VI. Analysis of the Release Catalogs
3. Global Photometric Properties
b. Extended Source Catalog
i. Photometric Sensitivity
The level-1 specification for sensitivity to extended sources are 15.0, 14.2, and 13.5 at J, H, and Ks, respectively. 2MASS clearly exceeds this specification at J, but is probably borderline at H and Ks.
This specification is intended as a measure of the repeatability of flux measurements to better than 10% (0.109 mag) at the stated magnitude limits. (This does not include calibration variations, which are covered by the uniformity specification.) The meaning of a flux measurement for an extended source is not as straightforward as for a point source, since there are so many different ways of measuring the magnitude (and no such thing as a "total" magnitude can be reliably measured at any wavelength).
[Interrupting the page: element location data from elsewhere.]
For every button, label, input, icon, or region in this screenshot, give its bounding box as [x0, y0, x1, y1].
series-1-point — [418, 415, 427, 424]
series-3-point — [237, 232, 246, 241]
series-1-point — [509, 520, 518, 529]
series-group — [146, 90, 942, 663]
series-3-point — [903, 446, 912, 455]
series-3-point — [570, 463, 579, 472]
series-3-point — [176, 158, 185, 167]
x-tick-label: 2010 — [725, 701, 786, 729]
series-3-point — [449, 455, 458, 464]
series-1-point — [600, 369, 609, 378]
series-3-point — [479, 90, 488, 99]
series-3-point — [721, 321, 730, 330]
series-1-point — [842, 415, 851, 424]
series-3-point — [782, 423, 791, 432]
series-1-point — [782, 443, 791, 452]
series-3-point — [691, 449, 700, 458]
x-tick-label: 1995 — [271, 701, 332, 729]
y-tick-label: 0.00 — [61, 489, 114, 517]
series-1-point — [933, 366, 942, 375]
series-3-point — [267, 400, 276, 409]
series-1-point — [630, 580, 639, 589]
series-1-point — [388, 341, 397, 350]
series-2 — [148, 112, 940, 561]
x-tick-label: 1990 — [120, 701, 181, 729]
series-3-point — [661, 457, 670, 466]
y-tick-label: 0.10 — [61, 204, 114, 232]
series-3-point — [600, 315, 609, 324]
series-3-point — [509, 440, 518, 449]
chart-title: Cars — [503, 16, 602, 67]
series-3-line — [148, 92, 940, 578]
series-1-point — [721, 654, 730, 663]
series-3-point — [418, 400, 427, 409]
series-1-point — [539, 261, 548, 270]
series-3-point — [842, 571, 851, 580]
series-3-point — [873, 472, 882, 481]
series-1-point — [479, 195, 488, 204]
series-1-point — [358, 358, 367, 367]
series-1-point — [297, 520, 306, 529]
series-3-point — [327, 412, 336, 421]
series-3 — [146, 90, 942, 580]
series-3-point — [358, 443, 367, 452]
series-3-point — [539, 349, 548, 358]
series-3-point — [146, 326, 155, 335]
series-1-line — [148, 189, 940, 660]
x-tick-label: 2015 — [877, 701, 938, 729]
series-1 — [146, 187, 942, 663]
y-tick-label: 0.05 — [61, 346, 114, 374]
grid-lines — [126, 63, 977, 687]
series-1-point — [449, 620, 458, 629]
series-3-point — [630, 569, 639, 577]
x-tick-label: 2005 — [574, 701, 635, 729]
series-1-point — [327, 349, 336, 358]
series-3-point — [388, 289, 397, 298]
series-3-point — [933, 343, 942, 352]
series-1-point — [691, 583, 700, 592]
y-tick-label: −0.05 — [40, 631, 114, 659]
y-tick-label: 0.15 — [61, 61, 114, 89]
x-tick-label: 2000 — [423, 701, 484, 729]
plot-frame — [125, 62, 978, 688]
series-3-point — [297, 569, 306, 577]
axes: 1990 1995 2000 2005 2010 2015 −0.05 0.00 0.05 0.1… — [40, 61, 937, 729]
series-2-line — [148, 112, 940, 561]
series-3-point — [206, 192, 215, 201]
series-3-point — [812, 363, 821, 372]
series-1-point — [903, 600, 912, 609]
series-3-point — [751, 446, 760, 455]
A fixed aperture test gives a good measure of the actual photometric repeatability, but a more commonly-used measure is the flux within an ellipse fit to an isophotal level. This latter method is more challenging, since uncertainties in the ellipse fitting to a faint isophote (20 mag/arcsec2 at Ks) introduce additional sources of scatter.
We used the duplicate measurements of sources in the overlaps between scans to test the repeatability of the magnitudes. This test will likely overestimate the uncertainties, because at least one of the measurements is made close to the edge of the frame. This means there is greater uncertainty in the background subtraction, and the outer parts of larger galaxies may be cut off. Figure 1 shows the magnitude differences (Catalog source mag - duplicate source mag), as a function of the Catalog source magnitude. The error bars show the rms population dispersion in each magnitude bin. The differences shown are all for measurements with overlapping scans on the same night, to avoid differences due to varying calibration solutions.
Figure 1 |
To determine how well the magnitudes met the Level-1 specification, we look at the galaxies within 0.1 mag of the magnitude limit, and divide the resulting standard deviation by 21/2 (because we are considering two independent measurements). There are between 3000 and 4200 pairs of sources meeting these requirements in each band, yielding the following estimates for the magnitude uncertainties at the magnitude limits:
Mag Range | Ks-band 20 mag/sq. arcsec isophotal magnitude uncertainty | 7´´ circular aperture magnitude uncertainty |
J = 14.9-15.0 | 0.102 | 0.096 |
H = 14.1-14.2 | 0.115 | 0.116 |
Ks = 13.4-13.5 | 0.141 | 0.108 |
These values are all quite close to the 10% repeatability level. The Ks-band elliptical isophotal magnitudes exceed the specification, but this appears to be due primarily to uncertainties in the elliptical fit, since the fixed aperture magnitudes for the same set of galaxies meet the specification.
Lastly, as a reminder that comparing sources at the edge of the frame is a particularly difficult test to pass, we note that sources close to the edge of a frame exhibit some complicated magnitude-dependent biases. In Figure 1, the magnitude of the source closer to the edge is subtracted from that of the Catalog source. For sources slightly brighter than the Catalog limit, there is a small negative bias for sources nearer the edge, while for fainter sources the bias becomes strongly positive. In the 0.1 mag bins in the table above, the biases ranged from 0.012 to 0.042 mag--the measurements of sources closer to the edge were dimmer, probably because of problems in determining the backgrounds near the edge. The shift to a positive bias at dimmer magnitudes is probably a selection effect, since duplicate sources that are randomly scattered to fainter magnitudes are unlikely to be detected, so our comparisons only include one side of the distribution. Because the great majority of catalog sources are well away from the edge of a frame, these kinds of biases should be less problematic, and the Catalog magnitudes more consistent than these tests indicate.